Politics Foreign Affairs Culture Fellows Program

Will We Never Be Free?

Another round of tedious GOP ritual combat shouldn’t distract from where the real action is happening.

Credit: Wangkun Jia

Sequels are always worse, even when the original is pretty dire. Vivek Ramaswamy defined the last Republican presidential debate by declaring a “dark moment” in America. In some way, he also captured the spirit of last night’s performance when he was reduced to agitated and jabbering cross-talk by Sen. Tim Scott of South Carolina.

Scott had a good night at the Ronald Reagan Presidential Library at Simi Valley, California, but not so good that it redeemed the futility of the whole exercise. Same for Doug Burgum, the governor of North Dakota. (Burgum is the only politician I’ve ever heard speak coherently on a debate stage about the underlying systemic madness of the American health insurance system.) Ramaswamy, the last debate’s winner and so last night’s whipping boy, did not have a good night. Nikki Haley, shouty and humorless, had a bad night, but not so bad that it was worth staying up late. 


Also, Ron DeSantis was on the stage. Remember him? He’s still running for president. I know! Crazy!

At the beginning of this cycle, I argued that these people aren’t actually running for president—well, Chris Christie and Mike Pence might be—but are rather jockeying for the Number Two spot on the GOP ticket. People have come around to seeing things my way. There has never been any doubt that the former President Donald J. Trump will be the 2024 Republican nominee. The rumble at the Reagan Library did nothing to change that.

And, in truth, it’s dubious that any of these people will be on Trump’s ticket, although Ramaswamy would clearly maim himself to get the nod. (And, you know, there would be something to it—can you imagine the fantastic transformations Ramaswamy’s name would undergo in the Trumpian idiom?) Vice-presidential candidates are rarely drawn from the ranks of challengers, even when the main attraction weighs personal loyalty less than Trump does. If I were making book, Governor Kristi Noem of South Dakota would be my favorite, tabloid scandal or no. (If anything, I’d guess getting your picture in the Daily Mail increases your odds.)

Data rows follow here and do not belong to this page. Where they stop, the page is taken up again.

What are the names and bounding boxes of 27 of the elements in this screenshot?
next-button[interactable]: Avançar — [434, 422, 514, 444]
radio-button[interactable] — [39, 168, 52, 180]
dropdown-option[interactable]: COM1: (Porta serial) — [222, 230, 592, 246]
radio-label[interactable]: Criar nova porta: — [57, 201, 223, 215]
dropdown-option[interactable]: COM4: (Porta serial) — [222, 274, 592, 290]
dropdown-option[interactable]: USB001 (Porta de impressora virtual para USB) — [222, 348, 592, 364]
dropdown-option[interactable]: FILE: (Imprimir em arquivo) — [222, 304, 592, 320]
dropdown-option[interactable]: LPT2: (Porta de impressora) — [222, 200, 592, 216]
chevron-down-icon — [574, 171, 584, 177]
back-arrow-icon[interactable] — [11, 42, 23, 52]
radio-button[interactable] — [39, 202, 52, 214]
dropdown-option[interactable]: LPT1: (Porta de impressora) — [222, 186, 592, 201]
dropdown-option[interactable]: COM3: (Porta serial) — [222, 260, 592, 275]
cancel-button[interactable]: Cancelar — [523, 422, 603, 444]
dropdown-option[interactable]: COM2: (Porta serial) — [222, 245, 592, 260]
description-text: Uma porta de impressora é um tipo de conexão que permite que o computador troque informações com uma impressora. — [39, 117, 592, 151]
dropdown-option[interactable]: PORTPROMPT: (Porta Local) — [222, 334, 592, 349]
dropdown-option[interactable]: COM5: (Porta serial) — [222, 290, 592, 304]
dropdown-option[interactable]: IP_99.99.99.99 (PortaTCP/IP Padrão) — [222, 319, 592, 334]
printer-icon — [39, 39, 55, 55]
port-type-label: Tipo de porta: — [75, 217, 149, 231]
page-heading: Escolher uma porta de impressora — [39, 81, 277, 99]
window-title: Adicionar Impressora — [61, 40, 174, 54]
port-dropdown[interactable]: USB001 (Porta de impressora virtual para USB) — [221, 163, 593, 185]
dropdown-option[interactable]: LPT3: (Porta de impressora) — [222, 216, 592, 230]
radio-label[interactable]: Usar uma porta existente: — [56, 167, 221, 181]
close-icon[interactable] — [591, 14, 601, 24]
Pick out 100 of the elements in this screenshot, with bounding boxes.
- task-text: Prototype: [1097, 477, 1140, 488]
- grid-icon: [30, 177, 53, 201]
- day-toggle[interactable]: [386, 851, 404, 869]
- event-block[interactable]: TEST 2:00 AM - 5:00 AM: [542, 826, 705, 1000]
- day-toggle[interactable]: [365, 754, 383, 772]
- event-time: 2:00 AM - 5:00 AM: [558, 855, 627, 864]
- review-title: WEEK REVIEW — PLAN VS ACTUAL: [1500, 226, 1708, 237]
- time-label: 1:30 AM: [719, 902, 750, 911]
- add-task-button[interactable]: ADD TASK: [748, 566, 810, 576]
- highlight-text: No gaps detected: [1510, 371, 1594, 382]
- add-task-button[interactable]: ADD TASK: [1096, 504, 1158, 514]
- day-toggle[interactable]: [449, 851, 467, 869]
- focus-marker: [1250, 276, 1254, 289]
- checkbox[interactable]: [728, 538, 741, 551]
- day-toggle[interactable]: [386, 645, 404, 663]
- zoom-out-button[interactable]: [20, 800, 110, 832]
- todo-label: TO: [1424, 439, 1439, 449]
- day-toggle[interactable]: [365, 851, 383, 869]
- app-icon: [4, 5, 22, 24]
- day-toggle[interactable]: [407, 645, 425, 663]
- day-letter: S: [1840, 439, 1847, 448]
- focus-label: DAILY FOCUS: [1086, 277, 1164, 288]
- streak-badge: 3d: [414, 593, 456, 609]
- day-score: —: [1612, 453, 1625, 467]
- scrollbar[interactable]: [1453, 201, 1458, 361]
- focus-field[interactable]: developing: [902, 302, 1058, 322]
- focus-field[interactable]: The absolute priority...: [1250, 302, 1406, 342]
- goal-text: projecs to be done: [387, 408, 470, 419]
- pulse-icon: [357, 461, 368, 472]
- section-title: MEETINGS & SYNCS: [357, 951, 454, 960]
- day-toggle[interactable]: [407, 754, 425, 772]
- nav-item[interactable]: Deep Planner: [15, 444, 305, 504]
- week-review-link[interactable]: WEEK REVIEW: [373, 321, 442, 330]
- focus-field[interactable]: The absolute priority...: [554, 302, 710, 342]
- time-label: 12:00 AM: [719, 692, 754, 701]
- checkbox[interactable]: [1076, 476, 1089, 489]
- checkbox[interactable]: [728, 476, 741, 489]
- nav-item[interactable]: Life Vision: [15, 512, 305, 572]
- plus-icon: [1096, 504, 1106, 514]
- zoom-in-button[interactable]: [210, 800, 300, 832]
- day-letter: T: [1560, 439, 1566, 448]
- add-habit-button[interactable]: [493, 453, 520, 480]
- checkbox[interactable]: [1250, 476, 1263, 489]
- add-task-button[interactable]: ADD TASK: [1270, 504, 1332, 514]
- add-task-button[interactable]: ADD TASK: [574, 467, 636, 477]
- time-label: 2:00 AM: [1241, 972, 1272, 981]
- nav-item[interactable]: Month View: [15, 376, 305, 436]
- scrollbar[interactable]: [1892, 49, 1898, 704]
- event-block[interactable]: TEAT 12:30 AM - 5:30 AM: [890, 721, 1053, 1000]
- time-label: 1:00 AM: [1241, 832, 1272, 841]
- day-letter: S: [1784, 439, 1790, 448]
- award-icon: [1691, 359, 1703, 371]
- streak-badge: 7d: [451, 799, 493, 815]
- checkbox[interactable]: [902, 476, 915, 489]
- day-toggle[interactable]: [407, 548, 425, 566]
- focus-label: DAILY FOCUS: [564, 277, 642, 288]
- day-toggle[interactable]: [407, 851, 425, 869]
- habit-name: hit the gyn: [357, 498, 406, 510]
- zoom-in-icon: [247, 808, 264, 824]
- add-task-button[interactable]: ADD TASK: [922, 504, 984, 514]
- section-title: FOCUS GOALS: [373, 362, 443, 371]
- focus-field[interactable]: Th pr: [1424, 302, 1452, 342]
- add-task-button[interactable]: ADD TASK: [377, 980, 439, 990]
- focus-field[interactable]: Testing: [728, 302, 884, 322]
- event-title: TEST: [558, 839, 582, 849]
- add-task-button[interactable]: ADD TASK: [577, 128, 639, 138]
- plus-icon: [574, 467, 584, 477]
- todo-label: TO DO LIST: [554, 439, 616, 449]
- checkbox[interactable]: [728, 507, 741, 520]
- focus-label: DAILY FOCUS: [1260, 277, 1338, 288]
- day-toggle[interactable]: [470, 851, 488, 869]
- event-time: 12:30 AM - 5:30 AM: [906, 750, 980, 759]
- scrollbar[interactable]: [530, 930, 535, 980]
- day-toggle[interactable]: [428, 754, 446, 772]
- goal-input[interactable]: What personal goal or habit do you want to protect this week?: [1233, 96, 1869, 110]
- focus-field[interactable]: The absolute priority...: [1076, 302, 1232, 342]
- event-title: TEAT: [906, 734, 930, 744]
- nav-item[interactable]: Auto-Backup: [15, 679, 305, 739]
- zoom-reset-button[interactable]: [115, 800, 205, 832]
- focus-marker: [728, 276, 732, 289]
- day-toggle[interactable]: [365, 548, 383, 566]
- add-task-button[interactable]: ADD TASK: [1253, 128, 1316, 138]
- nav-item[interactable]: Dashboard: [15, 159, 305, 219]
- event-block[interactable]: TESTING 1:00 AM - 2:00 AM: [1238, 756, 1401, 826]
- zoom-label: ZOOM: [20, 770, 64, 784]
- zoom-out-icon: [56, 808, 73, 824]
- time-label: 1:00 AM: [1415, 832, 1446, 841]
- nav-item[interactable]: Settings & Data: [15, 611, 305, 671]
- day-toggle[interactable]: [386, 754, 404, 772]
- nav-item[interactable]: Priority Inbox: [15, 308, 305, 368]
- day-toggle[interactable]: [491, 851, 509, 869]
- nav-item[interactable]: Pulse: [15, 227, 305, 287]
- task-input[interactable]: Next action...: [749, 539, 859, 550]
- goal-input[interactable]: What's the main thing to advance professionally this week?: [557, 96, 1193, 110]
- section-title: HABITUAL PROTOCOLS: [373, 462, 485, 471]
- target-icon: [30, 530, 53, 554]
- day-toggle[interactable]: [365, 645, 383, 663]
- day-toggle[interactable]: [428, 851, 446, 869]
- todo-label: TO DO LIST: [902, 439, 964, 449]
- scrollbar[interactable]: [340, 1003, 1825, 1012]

In a word, this was all a bit stupid. These people, collectively, are going to burn a nine-figure sum and not even make it to the big show. If I had wanted to see that, I could have stuck to watching the Mets. It wasn’t even good T.V. Even the usually avuncular Scott bullying Ramaswamy couldn’t pierce the anhedonic gloom. Even Mike Pence using his best late-night D.J. voice to intone the words “expedited federal death penalty” couldn’t do it. 

Little help was forthcoming from the moderators; Fox News’ Dana Perino appeared actively hostile to the candidates, while Stuart Varney, the gray eminence of Fox Business, was affably confused. Inexplicably, a Colombian newsreader for Univision, Ilia Calderon, was the third moderator. Perhaps this is the rare case of a job that an American really will not do; perhaps the grandees at Fox Business, the debate’s sponsor, were just revealing their own globalist alignment.

So, what did we learn, Palmer? Well, I can fill out this column by divining a few points. First, ending birthright citizenship has become an acceptable mainstream GOP proposal. Hearing Ramaswamy lay out the argument that the Fourteenth Amendment does not cover the children of illegal immigrants was not a surprise. Hearing Scott agree with him was. (What exactly the president can do about this is, of course, an open question, since this is prima facie an issue for the courts or the legislature.) Second, the use of armed force to secure the border is the GOP consensus position, even if that means some form of boots on the ground in Mexican territory. (Haley’s baloney-shaving about “special operations” as distinct from military operations was unconvincing.)

Meanwhile, far away, Trump gave a thunderous address to United Auto Workers picketers in Detroit. He spoke on the theme that made him president: the consistent betrayal of American interests and especially American industry by the political class. Nobody has the knack for the hard-truth tone that Trump does. “It doesn’t make a damn bit of difference what you get, because in two years you’re all going to be out of business,” he said, pointing to the potential auto worker displacement from Biden’s government-pushed electric vehicle transition. Nor does anyone beat the anti-globalist drum so well: “If we can afford to send billions of dollars to Ukraine, then we can afford to have an auto industry that pays our workers a good living wage to keep the workers working.” 

This is the real arena; this is where the next president will be chosen. The chattering in Simi Valley about school choice and just how much of the federal government should be abolished is beside the point. Can Trump or Biden better protect the American national interest? That is the only question.